I, too, welcome the new Secretary of State and his team to their place.
It has been well documented that not once in her 45 days in office did the former Prime Minister pick up the phone to our First Minister. Indeed, such was her antipathy towards the nations of the UK that one of her first actions was to farm out responsibility for the Union and intergovernmental affairs from No. 10 to the Cabinet Office. I am pleased that the new Prime Minister has talked about a good working relationship and that he has called Nicola Sturgeon. Does this mean that responsibility for the Union and intergovernmental affairs will now return to Downing Street, or will it stay with the Cabinet Office? If it does stay with the Cabinet Office, what does it intend to do with it?
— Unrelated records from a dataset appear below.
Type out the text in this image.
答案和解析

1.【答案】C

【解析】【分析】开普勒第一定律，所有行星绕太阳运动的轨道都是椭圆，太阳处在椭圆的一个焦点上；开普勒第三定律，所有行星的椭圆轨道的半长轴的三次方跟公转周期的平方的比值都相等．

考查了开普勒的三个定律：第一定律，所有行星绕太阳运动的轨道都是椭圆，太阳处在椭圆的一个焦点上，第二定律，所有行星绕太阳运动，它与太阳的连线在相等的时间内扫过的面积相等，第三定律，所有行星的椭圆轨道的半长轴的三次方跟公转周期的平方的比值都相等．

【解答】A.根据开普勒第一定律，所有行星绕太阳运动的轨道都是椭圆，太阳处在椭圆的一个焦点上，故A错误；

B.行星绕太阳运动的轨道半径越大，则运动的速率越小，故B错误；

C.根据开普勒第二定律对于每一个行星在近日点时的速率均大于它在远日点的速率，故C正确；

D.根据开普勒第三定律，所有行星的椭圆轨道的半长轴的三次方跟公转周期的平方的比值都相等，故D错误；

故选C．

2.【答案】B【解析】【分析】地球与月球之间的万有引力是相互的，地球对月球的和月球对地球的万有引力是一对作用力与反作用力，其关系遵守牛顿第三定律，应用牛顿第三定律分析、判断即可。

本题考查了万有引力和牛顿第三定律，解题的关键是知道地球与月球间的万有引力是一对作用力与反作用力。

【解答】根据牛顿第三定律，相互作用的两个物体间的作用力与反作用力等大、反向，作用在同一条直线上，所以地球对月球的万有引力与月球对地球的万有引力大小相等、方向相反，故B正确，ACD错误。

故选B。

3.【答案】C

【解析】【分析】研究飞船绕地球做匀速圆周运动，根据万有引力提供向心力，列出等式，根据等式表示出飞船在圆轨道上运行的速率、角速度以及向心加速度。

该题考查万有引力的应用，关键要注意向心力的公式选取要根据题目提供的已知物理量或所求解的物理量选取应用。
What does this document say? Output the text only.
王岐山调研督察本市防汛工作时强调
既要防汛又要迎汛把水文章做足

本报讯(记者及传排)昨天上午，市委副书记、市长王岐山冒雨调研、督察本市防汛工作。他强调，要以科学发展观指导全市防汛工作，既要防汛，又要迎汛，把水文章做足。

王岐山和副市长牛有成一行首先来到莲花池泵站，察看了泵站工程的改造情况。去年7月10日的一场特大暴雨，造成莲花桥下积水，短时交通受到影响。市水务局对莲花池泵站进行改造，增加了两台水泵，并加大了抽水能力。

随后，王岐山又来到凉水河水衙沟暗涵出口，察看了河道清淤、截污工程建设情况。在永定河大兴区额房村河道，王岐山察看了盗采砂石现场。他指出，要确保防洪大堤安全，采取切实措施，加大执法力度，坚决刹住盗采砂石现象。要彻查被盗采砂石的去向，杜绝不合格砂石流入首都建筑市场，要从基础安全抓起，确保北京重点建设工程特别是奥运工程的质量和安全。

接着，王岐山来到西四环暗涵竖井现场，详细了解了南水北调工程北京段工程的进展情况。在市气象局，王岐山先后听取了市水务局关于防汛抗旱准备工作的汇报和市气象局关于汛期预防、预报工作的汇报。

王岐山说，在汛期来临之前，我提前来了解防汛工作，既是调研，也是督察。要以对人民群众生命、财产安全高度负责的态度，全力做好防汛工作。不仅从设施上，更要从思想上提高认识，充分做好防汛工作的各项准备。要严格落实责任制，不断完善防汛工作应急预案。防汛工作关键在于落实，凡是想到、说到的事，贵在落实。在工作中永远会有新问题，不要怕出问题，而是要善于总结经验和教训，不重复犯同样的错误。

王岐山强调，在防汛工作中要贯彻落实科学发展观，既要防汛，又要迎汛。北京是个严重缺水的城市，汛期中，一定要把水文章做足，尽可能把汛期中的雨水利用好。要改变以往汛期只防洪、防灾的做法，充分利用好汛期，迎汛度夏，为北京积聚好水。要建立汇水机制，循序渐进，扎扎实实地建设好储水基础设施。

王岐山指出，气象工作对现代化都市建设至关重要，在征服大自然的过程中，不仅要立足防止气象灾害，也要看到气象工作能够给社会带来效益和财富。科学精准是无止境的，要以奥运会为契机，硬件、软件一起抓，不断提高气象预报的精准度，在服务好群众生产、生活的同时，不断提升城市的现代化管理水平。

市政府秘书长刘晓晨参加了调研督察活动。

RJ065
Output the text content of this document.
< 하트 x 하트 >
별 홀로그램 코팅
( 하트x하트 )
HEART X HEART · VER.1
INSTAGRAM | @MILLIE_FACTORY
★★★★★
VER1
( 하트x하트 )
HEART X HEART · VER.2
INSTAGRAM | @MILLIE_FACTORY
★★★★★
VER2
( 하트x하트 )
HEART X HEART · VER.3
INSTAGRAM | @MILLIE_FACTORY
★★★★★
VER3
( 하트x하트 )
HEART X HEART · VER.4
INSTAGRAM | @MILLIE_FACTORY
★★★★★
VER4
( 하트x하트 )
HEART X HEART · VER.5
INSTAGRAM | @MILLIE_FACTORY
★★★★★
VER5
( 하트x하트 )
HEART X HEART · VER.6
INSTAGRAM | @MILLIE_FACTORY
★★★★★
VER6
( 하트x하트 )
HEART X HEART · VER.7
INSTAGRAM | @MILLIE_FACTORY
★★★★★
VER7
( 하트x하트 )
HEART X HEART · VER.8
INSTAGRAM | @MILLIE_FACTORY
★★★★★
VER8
I remind the hon. Gentleman that the Prime Minister remains in charge of elements relating to the Union. More than 200 intergovernmental ministerial meetings took place between just January and September of this year, and the focus of those engagements was on issues including the Ukrainian conflict, delivering net zero, cost of living pressures, covid-19 recovery, freeports and myriad other matters. Transparency is key, and we will continue to publish quarterly and annual intergovernmental relations reports on gov.uk to give a snapshot of the activity and to allow the scrutiny that Members wish.
It seems that responsibility for the Union and the intergovernmental relationship has become a hot potato that is passed from Department to Department, because no one knows what it is or quite what to do with it. My suggestion to the new Secretary of State is that he uses his new responsibility to encourage the Prime Minister to respect the mandate the Scottish people gave last year, when they elected a pro-independence majority Government with a commitment to holding a referendum. Does he agree with what my hon. Friend Kirsten Oswald said: that a Prime Minister who was rejected by his own party members but subsequently put into office, unelected, by the MPs on the Government Benches, denying the wishes of the Scottish people in a free and fair election, is an absolute disgrace?
Talking of free and fair elections is to undermine the tremendous democracy we live in and to show a lack of appreciation of what we have. The Prime Minister has continually referred to the result of the 2019 general election and mentioned his commitment to the 2019 manifesto we were elected on. We respect the devolved Governments; as I have said the Prime Minister spoke to those devolved leaders on his very first day in office and he will continue to do so. However, if we are talking about mandates, there is still the mandate in Scotland from the independence referendum. We are very firm on that, and we will continue to support it and prioritise the Scottish people rather than playing politics and navel gazing at this point in time.